Onassis frunció el ceño y murmuró algo en griego que sonaba a una amenza para Francesca. Ella sacó el labio inferior y trató de pensar en cómo borrar este error. Se suponía que sus pequeñas rabietas de genio eran un secreto… algo que, en ningún momento, debía aparecer delante de los amigos de Chloe.
– Perdona, mami. Ha sido un accidente.
– Por supuesto que sí, cariño -contestó Chloe-. Todos lo sabemos.
La expresión de disgusto de Onassis no cambió, sin embargo, y Francesca supo que debía tratar de compensarlo. Con un grito dramático de angustia, corrió a través de la plataforma hasta su lado y se lanzó a su regazo.
– Perdón, Tío Ari -sollozó, sus ojos llenándose de lágimas instantáneas… uno de sus mejores trucos-. ¡Ha sido un accidente, realmente lo ha sido!
Las lágrimas salieron sobre sus pestañas inferiores y chorrearon un poco por sus mejillas mientras se concentraba para no estremecerse ante la mirada de esas envolventes gafas de sol negras.
– Te quiero, Tío Ari -suspiró, girando la cabeza hacía arriba para dejar ver su lastimosa expresión, una expresión que había copiado de una vieja pelicula de Shirley Temple-.Te quiero, y desearía que fueras mi papá.
Onassis rió entre dientes y dijo que esperaba no tener que enfrentarse nunca a ella en una mesa de negociaciones.
Después Francesca se marchó, volvió a su camarote, pasando por el espacio de niños donde tomaba sus lecciones durante el día en una mesa amarilla brillante posicionada directamente delante de un fresco parisiense pintado por Ludwig Bemelmans.
El fresco la hizo sentirse mejor como si hubiera dado un paso en uno de sus libros de Madeline… menos mejor vestida, por supuesto.
El cuarto se había diseñado para dos hijos de Onassis, pero desde que estaba a bordo, Francesca lo había tenido para ella sola. Aunque era un lugar bonito, prefería realmente el bar, donde una vez al día le permitían sentarse en la barra a tomar una gaseosa de jengibre servido en copas de champán junto con una sombrillita de papel y una cereza de marrasquino.
Siempre que se sentaba en la barra, bebía su gaseosa en pequeños sorbitos para hacerla durar mientras observaba embelesada la maqueta a escala con luz de un mar repleto de barcos que se podían mover por medio de unos imanes.

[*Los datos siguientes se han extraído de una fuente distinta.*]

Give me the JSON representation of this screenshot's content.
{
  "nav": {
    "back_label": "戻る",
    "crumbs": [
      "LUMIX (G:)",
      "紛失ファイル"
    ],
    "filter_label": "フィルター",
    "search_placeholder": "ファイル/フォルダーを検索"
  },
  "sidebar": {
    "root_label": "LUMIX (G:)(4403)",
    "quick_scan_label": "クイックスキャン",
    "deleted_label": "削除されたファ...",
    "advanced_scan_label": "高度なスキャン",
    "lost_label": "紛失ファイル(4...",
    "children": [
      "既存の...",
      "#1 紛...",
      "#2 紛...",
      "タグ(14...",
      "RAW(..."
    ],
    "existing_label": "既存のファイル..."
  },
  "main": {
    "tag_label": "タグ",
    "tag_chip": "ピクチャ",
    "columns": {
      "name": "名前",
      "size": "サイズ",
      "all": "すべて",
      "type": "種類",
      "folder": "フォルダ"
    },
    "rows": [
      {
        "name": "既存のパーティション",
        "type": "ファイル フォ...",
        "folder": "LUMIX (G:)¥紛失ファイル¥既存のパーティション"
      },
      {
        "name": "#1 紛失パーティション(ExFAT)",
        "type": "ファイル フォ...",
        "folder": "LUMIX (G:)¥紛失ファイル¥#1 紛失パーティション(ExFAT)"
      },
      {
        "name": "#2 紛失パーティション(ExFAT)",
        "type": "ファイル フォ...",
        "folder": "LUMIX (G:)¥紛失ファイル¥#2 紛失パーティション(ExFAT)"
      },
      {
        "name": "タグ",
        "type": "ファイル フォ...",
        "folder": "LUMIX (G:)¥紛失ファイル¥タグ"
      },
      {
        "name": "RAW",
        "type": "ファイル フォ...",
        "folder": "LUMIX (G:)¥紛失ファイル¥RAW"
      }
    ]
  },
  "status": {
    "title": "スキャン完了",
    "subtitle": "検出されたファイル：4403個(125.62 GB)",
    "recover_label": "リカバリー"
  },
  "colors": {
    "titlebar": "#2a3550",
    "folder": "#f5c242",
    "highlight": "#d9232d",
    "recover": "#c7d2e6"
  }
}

Los reposapiés de los taburetes del bar eran de dientes de ballena pulidos, que ella sólo podía rozar con los dedos de los pies de sus diminutas sandalias italianas hechas a mano, y la tapicería de los asientos se sentía sedosa y suave en la parte de atrás de sus muslos.
Ella se acordaba de una vez que su madre había chillado de risa cuando Tío Ari les había dicho a todos que se sentaban encima del prepucio de un pene de ballena. Francesca se había reído, también, y había llamado tonto a Tio Ari… porque no había dicho que eran cacahuetes de elefante?
El Christina tenía nueve compartimentos, cada uno con su propio espacio elaboradamente decorado y áreas de dormitorio así como un baño rosa de mármol que Chloe catalogó "en la frontera entre lo opulento y lo hortera".
Los compartimentos llevaban los nombres de islas griegas, que estaba escrito en un opulento medallón de pan de oro aherido a las puertas. El Señor Winston Churchill y su esposa Clementine, frecuentes huéspedes del Christina, ya se había retirado por la noche en su camarote, Corfú. Francesca pasó por el, y fue en busca de su isla particular… Lesbos.
Chloe se había reído cuando las habían asignado en Lesbos, diciéndole a Francesca que varios hombres de la docena que había no creían demasiado apropiada la elección. Cuándo Francesca había preguntado por qué, Chloe le había dicho que ella era demasiado joven para entenderlo.
Francesca odiaba cuándo Chloe la contestaba de esa manera, asi que había escondido la cajita de plástico azul que contenía el Diu de su madre, su objeto más precioso le había dicho su madre una vez, aunque Francesca no podia entender realmente por qué.
No lo había devuelto,… no hasta que Giancarlo Morandi la había sacado de sus lecciones cuando Chloe no miraba y la amenazó con tirarla por la borda y permitir que los tiburones se comieran sus ojos a no ser que le dijera dónde lo había puesto. Desde entonces Francesca odiaba a Giancarlo Morandi y trataba de permanecer muy lejos de él.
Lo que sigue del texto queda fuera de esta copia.